Strong physical buying helped pluck gold from a 6-week low on Wednesday after China said bullion would not become a major investment home for its foreign exchange reserves.

The State Administration of Foreign Exchange said U.S. Treasury securities would remain an important market for the managers of China's official currency reserves, but gold would not become a major component of the central bank's portfolio.

Gold dropped to $1,188.60 an ounce, its weakest since May 25, before bouncing to $1,191.45 by 0535 GMT (1:35 a.m. EDT), hardly changed from New York's notional close.

I just came back from lunch and saw good buying, including from Indian jewelers.
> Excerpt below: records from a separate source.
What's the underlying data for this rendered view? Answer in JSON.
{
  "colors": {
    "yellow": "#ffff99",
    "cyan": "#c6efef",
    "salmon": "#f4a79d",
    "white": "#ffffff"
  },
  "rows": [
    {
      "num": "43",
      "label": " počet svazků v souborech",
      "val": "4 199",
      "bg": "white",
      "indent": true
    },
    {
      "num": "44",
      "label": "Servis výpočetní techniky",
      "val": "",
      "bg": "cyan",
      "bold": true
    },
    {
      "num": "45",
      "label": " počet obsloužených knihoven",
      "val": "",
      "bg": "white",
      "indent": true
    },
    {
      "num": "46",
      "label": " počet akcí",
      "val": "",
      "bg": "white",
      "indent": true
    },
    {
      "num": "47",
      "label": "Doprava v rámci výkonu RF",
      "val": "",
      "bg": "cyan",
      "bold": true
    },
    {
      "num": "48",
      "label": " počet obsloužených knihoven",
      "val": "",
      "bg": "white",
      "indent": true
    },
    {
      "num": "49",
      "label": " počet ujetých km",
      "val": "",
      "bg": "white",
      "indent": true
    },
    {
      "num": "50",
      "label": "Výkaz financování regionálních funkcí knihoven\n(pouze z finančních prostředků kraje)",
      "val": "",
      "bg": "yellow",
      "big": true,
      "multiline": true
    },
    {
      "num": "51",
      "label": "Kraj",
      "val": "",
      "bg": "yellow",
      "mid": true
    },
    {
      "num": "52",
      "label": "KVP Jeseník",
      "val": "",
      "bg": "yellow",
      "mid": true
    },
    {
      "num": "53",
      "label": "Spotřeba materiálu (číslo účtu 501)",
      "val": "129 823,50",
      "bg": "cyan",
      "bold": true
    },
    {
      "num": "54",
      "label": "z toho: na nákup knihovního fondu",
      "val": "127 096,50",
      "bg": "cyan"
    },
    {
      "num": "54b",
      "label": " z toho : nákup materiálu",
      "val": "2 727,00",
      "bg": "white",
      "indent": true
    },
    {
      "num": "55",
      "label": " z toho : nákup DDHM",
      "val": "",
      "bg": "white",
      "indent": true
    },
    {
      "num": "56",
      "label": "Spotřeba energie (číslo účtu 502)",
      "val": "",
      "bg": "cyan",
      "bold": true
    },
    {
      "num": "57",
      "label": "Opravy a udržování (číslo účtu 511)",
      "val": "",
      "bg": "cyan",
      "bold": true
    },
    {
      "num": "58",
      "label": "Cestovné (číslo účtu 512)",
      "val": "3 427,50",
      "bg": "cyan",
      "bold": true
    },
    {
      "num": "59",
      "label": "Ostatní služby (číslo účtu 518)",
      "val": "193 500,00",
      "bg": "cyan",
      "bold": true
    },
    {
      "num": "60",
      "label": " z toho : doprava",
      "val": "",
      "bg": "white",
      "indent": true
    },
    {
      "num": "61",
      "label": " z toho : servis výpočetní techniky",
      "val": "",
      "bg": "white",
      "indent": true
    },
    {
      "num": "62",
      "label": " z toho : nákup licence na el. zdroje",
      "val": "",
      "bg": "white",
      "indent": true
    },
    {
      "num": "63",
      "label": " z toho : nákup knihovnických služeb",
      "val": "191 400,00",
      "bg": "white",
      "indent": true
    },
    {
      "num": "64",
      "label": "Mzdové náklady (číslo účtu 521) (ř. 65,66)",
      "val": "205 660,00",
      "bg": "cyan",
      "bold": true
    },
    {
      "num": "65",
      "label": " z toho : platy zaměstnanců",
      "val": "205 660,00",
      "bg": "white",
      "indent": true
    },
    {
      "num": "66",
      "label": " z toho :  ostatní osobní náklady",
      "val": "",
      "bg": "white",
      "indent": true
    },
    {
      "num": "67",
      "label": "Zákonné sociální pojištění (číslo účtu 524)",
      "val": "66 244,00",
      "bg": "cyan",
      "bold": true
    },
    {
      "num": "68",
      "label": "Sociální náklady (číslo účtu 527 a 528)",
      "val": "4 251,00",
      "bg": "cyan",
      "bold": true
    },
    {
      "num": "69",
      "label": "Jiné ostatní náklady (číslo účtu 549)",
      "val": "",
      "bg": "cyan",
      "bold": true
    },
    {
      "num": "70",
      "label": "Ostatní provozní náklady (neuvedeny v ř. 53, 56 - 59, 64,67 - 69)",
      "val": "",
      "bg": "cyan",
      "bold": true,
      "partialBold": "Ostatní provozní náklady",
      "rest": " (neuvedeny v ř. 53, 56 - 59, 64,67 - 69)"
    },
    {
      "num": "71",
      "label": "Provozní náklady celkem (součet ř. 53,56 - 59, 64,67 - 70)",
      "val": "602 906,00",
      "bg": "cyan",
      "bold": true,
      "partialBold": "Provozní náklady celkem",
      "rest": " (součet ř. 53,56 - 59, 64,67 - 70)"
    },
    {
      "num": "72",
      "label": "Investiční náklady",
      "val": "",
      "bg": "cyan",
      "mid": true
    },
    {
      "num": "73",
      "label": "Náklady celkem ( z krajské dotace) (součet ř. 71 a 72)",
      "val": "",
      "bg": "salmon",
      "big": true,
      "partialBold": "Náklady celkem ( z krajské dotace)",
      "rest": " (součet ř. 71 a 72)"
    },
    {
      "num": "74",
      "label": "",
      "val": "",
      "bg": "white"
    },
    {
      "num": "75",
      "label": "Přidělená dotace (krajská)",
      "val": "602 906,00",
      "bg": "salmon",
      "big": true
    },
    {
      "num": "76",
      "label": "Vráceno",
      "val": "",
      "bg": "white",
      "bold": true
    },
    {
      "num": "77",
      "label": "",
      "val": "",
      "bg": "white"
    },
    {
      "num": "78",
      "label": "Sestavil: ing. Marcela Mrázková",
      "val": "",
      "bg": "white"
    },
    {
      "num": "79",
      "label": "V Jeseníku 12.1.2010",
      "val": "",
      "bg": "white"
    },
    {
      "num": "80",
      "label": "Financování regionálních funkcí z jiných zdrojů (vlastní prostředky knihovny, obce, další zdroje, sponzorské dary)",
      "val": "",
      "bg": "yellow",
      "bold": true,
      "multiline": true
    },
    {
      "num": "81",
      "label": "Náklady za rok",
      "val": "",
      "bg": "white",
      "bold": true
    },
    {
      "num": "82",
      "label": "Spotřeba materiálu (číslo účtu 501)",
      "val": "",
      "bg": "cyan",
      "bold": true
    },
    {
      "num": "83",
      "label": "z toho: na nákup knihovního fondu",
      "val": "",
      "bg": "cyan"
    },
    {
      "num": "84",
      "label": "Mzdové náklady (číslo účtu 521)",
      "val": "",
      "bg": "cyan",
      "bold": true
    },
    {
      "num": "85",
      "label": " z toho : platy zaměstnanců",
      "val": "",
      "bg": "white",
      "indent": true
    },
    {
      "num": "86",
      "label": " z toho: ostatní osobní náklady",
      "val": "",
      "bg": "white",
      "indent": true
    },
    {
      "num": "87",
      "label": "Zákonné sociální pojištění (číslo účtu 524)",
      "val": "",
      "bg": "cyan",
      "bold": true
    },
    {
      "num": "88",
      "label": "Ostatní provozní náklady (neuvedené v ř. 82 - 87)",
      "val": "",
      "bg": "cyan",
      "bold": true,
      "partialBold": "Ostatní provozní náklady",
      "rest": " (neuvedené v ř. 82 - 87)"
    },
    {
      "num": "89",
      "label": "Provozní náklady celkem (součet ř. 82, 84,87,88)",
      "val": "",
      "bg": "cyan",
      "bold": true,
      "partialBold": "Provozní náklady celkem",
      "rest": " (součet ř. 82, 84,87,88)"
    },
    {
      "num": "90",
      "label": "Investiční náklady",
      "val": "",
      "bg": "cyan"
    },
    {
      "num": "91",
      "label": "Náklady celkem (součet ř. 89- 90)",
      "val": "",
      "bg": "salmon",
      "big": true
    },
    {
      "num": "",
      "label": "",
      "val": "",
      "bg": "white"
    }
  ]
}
Clients are hungry for more physical gold now, said a physical dealer in Singapore.

Bullion has dropped more than 5 percent since striking a record above $1,264 an ounce in late June, but turmoil in the financial markets could offer investors a safe haven.

Gold had struck a lifetime high on worries the euro debt crisis was spreading and the U.S. economy was slowing.
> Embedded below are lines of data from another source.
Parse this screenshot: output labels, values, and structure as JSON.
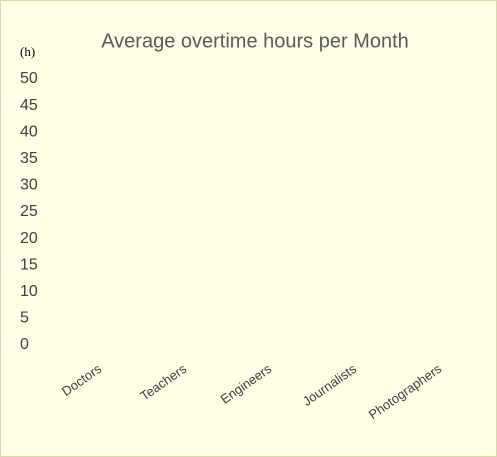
{
  "chart_data": {
    "type": "bar",
    "title": "Average overtime hours per Month",
    "y_label": "(h)",
    "categories": [
      "Doctors",
      "Teachers",
      "Engineers",
      "Journalists",
      "Photographers"
    ],
    "ylim": [
      0,
      50
    ],
    "yticks": [
      0,
      5,
      10,
      15,
      20,
      25,
      30,
      35,
      40,
      45,
      50
    ],
    "grid": false
  }
}
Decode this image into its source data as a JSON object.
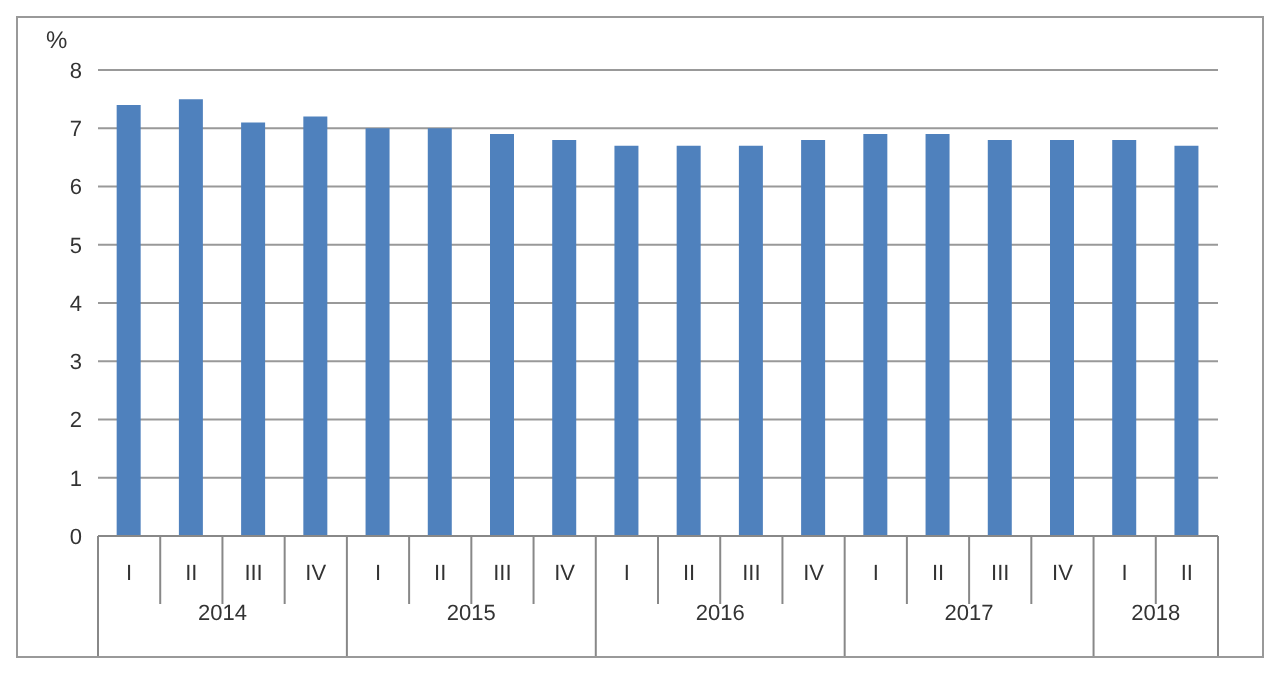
{
  "chart_data": {
    "type": "bar",
    "ylabel": "%",
    "categories": [
      "I",
      "II",
      "III",
      "IV",
      "I",
      "II",
      "III",
      "IV",
      "I",
      "II",
      "III",
      "IV",
      "I",
      "II",
      "III",
      "IV",
      "I",
      "II"
    ],
    "values": [
      7.4,
      7.5,
      7.1,
      7.2,
      7.0,
      7.0,
      6.9,
      6.8,
      6.7,
      6.7,
      6.7,
      6.8,
      6.9,
      6.9,
      6.8,
      6.8,
      6.8,
      6.7
    ],
    "color": "#4f81bd",
    "ylim": [
      0,
      8
    ],
    "yticks": [
      0,
      1,
      2,
      3,
      4,
      5,
      6,
      7,
      8
    ],
    "grid": "y",
    "annotations": [
      "2014",
      "2015",
      "2016",
      "2017",
      "2018"
    ]
  }
}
I wouldn't be surprised to see gold recover back above $1,200 an ounce or may be move even higher in the near term, said David Moore, a commodity strategist at Commonwealth Bank of Australia in Sydney.

At the end of the day, I think the uncertainties in the international economic environment remain significant and they will be supportive for the gold price in the near term.

U.S. gold futures for August delivery fell $3.7 to $1,191.4 an ounce.

The world's largest gold-backed exchange-traded fund, SPDR Gold Trust (GLD.P), said its holdings slipped to 1,316.481 tonnes by July 6 from 1,318.915 on July 2. The holdings hit a record at 1,320.436 tonnes on June 29.

At this stage, I wouldn't read too much into that, said Moore, referring to the decline in ETF holdings. I don't think it's inconsistent with what we're just talking about... may be some profit taking and things like that.

The Nikkei edged down on Wednesday as shares of exporters that rose the day before gave back some gains, even after Wall Street's Tuesday rebound that ended a five-day string of losses. .T .N

The physical sector was active in Singapore and Hong Kong, and steady demand from jewelers and other physical buyers across Asia led to supply tightness.

We've been selling gold since last week, but it's difficult to get hold of materials within a short period, said another physical dealer in Singapore, who trades gold bars. The market may also turn around too quickly. That's why it's difficult for both customers and sellers, he added.

The euro dipped on Wednesday but was still hovering near a recent seven-week high, with traders saying it could rise further in the near term due to doubts about a recovery in the U.S. economy and positive technical signals.